= Dichotomy of soul and spirit in Islamic philosophy =

The distinction between soul (نفس) and spirit (روح) in the Quran and hadith has rarely been considered by commentators, so that these two words are used interchangeably and synonymously. However, some theologians and scholars of religious scripture insist on the difference between the soul and the spirit and their order of existence. This difference in philosophical discussions is of little concern because of its specific applications, but in Quranic culture the distinction is debatable. There are many reasons that have made this topic less controversial but the most important ones are the lack of scientific evidences, and the dispersion of ideas.

==Man has several spirits==
The discussions on the epistemology of soul have given rise to many fields of study from ethics, psychology, education, and philosophy to commentary of Qur'anic verses and relevant hadiths among which philosophical speculations have a special place. One critical question or a common subject raised by most philosophers is whether the soul is united or divided. Plato was the first to express an idea about multiplicity of souls arguing that "the reason for internal conflict in individuals is the existence of numerous souls within them."

The majority of Muslim philosophers, including Mulla Sadra (1571–1640), never believed that the soul is divided as it is distinct from the spirit. Sadra's ontological views about the creation of soul were sharply in contrast with the assumptions of Greek philosophers who considered the spirit as a primordial-immaterial and heavenly existent. In Sadraic philosophy the soul is defined bodily in its origination such that it is created along with the creation of the body. Sadra denied the existence of the soul before the body and tried to hold this view in spite of the counter-evidences from the Hadith. he also rejected Plato's theory of numerous souls on the basis that "the soul is the seat of all human faculties though it is simple in composition."

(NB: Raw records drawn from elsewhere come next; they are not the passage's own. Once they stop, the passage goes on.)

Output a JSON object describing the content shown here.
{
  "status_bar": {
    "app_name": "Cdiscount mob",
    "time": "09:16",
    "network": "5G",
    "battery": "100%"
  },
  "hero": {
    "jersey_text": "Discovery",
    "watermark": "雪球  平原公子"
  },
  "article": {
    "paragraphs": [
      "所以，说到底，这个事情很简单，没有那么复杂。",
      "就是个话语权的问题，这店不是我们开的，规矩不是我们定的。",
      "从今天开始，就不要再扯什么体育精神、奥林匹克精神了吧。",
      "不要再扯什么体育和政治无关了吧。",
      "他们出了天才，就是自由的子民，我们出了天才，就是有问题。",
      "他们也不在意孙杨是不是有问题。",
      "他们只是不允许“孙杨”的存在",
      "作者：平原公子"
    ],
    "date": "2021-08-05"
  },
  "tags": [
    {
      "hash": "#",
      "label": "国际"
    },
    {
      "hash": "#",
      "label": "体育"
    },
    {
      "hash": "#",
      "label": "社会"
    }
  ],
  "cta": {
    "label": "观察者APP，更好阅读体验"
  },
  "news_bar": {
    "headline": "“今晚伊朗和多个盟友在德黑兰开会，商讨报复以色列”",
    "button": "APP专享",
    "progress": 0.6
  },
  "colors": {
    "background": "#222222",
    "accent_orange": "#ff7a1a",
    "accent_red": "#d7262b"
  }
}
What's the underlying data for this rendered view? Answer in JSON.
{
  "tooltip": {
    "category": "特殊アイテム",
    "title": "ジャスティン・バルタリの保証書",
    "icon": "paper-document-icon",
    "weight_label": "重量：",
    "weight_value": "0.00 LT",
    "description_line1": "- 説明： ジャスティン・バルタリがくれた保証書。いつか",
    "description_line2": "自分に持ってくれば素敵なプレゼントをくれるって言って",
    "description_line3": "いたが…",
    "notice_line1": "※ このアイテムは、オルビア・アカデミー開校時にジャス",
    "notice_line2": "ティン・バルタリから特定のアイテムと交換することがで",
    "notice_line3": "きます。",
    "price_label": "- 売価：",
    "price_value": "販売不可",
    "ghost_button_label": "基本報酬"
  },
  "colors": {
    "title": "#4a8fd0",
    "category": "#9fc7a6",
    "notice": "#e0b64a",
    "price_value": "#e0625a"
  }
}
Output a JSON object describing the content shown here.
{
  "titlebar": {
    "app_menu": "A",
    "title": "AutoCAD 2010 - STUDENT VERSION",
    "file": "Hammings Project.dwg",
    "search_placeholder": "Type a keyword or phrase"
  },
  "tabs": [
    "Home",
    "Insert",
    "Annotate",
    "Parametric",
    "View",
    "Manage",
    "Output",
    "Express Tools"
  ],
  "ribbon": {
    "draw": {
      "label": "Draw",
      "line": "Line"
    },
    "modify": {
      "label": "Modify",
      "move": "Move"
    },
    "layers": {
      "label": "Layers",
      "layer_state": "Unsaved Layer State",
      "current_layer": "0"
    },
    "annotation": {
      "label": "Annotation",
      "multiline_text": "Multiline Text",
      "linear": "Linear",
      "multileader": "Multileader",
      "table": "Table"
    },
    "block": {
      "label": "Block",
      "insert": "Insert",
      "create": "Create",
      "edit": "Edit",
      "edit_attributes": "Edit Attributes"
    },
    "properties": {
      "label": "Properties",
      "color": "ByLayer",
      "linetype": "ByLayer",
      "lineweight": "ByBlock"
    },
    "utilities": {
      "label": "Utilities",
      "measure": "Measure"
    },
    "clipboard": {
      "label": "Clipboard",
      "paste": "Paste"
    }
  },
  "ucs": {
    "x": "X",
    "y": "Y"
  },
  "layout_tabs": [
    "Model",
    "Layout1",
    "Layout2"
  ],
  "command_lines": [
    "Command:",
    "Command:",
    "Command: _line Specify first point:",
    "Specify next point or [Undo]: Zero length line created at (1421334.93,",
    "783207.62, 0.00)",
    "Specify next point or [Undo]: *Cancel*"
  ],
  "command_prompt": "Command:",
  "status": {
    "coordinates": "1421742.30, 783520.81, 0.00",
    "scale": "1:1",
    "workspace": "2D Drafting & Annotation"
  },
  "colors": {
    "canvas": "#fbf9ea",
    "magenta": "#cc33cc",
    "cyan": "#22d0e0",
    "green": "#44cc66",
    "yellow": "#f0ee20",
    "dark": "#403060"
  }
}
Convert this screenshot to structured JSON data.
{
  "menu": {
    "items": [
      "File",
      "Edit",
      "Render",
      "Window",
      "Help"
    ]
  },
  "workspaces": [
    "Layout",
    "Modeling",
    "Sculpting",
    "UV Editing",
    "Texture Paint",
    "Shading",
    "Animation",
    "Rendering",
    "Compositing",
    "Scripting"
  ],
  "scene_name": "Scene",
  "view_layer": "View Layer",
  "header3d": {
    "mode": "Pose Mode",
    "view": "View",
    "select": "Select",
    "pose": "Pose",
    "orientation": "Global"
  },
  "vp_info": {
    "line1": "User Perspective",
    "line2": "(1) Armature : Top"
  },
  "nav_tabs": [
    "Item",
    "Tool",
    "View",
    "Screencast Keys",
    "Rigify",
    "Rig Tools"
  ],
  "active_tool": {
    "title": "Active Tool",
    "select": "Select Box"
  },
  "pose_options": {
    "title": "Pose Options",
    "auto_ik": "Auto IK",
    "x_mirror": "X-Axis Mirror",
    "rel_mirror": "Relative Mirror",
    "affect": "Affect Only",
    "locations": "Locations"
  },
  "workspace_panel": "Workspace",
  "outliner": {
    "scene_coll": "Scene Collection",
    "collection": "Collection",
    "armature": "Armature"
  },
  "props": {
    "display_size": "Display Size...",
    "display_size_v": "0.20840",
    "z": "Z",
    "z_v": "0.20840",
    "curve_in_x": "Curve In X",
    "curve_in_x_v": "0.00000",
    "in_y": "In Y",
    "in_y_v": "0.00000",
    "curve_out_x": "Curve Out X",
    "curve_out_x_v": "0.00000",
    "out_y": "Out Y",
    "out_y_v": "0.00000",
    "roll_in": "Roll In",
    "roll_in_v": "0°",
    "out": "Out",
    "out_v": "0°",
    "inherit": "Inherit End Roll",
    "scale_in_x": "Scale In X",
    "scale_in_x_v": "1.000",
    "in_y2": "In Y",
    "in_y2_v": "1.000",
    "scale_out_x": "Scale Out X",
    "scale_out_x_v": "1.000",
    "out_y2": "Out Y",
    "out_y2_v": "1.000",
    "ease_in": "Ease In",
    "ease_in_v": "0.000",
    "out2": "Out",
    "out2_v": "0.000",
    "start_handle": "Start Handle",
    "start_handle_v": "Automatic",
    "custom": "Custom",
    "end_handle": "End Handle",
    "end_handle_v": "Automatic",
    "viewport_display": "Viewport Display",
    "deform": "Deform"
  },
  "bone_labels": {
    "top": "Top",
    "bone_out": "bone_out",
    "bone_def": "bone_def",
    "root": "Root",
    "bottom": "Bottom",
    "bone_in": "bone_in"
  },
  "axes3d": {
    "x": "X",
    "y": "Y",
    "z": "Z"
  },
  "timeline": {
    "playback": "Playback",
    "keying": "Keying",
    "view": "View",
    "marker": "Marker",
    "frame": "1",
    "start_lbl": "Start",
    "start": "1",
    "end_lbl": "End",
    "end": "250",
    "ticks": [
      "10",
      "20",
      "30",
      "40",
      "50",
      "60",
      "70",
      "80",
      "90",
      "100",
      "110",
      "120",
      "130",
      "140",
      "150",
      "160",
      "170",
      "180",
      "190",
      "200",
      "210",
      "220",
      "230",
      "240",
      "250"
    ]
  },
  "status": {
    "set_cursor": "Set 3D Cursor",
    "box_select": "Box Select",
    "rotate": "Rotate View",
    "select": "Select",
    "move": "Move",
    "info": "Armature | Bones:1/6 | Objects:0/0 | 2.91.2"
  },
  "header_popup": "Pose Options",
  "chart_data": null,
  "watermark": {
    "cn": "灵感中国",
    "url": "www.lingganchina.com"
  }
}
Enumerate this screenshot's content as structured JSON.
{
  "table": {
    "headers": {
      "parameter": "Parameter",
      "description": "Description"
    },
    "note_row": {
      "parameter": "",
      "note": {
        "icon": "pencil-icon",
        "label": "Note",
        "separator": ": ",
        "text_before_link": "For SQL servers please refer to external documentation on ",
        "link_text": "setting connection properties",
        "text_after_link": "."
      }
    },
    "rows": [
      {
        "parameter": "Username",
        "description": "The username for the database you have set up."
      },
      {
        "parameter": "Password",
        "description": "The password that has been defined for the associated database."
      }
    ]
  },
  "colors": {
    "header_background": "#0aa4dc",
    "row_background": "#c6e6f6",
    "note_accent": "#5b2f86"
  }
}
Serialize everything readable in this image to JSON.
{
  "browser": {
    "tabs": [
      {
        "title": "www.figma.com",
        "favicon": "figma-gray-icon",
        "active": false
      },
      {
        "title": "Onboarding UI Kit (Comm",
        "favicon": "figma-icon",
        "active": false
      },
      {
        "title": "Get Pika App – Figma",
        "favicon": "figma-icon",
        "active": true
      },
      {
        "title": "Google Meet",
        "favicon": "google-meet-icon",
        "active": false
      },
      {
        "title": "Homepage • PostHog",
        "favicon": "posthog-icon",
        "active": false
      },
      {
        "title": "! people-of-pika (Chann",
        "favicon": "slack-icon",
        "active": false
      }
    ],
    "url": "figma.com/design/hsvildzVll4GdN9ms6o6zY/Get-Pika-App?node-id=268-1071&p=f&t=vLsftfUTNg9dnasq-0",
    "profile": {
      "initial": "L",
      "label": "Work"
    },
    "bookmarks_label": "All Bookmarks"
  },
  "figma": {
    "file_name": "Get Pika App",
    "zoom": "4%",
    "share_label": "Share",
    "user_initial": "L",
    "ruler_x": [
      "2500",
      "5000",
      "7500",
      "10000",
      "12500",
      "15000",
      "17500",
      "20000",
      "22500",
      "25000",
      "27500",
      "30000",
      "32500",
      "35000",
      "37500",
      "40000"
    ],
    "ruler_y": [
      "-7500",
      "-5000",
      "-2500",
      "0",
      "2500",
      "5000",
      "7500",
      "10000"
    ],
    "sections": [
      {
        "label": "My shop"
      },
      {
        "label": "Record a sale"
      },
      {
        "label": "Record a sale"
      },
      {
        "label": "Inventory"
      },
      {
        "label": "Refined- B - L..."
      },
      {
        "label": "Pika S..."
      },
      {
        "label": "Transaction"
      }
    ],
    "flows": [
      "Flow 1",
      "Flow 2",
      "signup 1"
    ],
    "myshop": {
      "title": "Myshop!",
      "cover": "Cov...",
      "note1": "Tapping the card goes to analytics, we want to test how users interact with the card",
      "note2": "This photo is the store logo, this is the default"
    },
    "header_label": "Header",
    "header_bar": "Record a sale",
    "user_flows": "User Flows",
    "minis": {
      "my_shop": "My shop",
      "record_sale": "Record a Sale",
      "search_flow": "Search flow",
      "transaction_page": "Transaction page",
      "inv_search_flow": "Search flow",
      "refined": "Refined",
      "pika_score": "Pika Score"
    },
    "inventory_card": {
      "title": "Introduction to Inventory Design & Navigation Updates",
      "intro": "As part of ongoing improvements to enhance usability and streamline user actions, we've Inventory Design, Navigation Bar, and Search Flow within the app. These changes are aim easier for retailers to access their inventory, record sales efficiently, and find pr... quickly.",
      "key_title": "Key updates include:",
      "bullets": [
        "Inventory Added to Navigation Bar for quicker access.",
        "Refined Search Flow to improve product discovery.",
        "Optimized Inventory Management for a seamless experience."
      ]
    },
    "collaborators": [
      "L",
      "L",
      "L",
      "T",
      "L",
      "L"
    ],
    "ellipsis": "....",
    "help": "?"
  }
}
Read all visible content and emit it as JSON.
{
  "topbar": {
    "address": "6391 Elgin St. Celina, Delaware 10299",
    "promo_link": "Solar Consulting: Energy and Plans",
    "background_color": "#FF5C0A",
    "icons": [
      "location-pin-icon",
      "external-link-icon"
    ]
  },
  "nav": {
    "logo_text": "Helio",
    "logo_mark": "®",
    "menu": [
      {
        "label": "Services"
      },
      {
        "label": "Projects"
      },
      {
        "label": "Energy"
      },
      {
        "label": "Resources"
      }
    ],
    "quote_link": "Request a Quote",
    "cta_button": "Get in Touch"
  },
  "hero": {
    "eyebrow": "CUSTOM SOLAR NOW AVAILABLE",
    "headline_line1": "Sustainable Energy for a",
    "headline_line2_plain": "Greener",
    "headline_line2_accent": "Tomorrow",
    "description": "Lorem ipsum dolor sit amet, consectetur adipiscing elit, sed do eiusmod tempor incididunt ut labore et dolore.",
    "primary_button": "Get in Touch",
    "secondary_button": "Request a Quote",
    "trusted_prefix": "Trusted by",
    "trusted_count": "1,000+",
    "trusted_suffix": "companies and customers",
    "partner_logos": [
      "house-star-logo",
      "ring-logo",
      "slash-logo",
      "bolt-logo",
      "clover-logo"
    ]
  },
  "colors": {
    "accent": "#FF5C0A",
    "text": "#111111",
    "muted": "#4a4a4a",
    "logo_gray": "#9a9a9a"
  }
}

In talking about how the soul reaches a climax of perfection through a staged-process Sadra argues that "when the soul first enters the fetus it is at the developmental stage of a vegetative soul." This vegetative soul next develops into an animal soul and has the potential to further develop into a rational soul and even, in some noble individuals, to the level of a "universal-divine" soul. The latter stage represents the highest level of human perfection; a transcendental stage in which, as concluded by philosophers, "the active intellect is joined" and, as observed by the mystics, "absorption in divine essence occurs."

==The distinctness of the spirit==
In his more recent studies the psychologist Ahmad Zumurrudian has recognized that there is a distinction between the soul and the spirit, although more philosophical justifications still should be made to support the theory.

Using the soul and the spirit synonymously is seen in almost all Qur'anic commentaries. Also, in commentaries based on the Hadith and tradition, using the two terms interchangeably is very common. In Islamic traditions, a distinction between soul, spirit and body is emphasized by addressing the actions of each part separately. According to a hadith from Imam Sadiq:

God created two connected worlds, the world of upper and lower, then combined the two worlds into the son of Adam...Adam testified that there is no god but God and created him with the soul and body and the spirit. The spirit that does not leave him unless he leaves this world and the soul that he can see dreams and stations by it and body which will be corroded and returns to soil after death.

The view for separation of soul from spirit and body is more strengthened by another hadith narrated by Muhammad Baqir Majlisi from al-Durr al-Manthur on the creation of Adam:

God created Adam as He wills...He created his flesh and blood, his bones, hair, and his body from soil and water; this is the beginning of the creation of Adam. Then He put the soul into his body. Then by the soul man can stand and sit, listen and see, learn and know what animals can know and beware of dangers. Then God put the spirit into the body. By the spirit Adam knows right from wrong and guidance from error and he camouflages and learns and manages all of his affairs.

In Shi'a literature there are also a number of hadiths which exemplify prophets and imams as the most perfect models of creation, purporting that they have five independent spirits to guide them to the straight path. The believers with four spirits are the second in position and disbelievers and animals are last in the chain with three spirits. Two of these spirits are the holy spirit and the spirit of faith. However, the former belongs only to the prophets who used it to judge when they lacked information for normal judgement, while the latter was breathed into all human beings.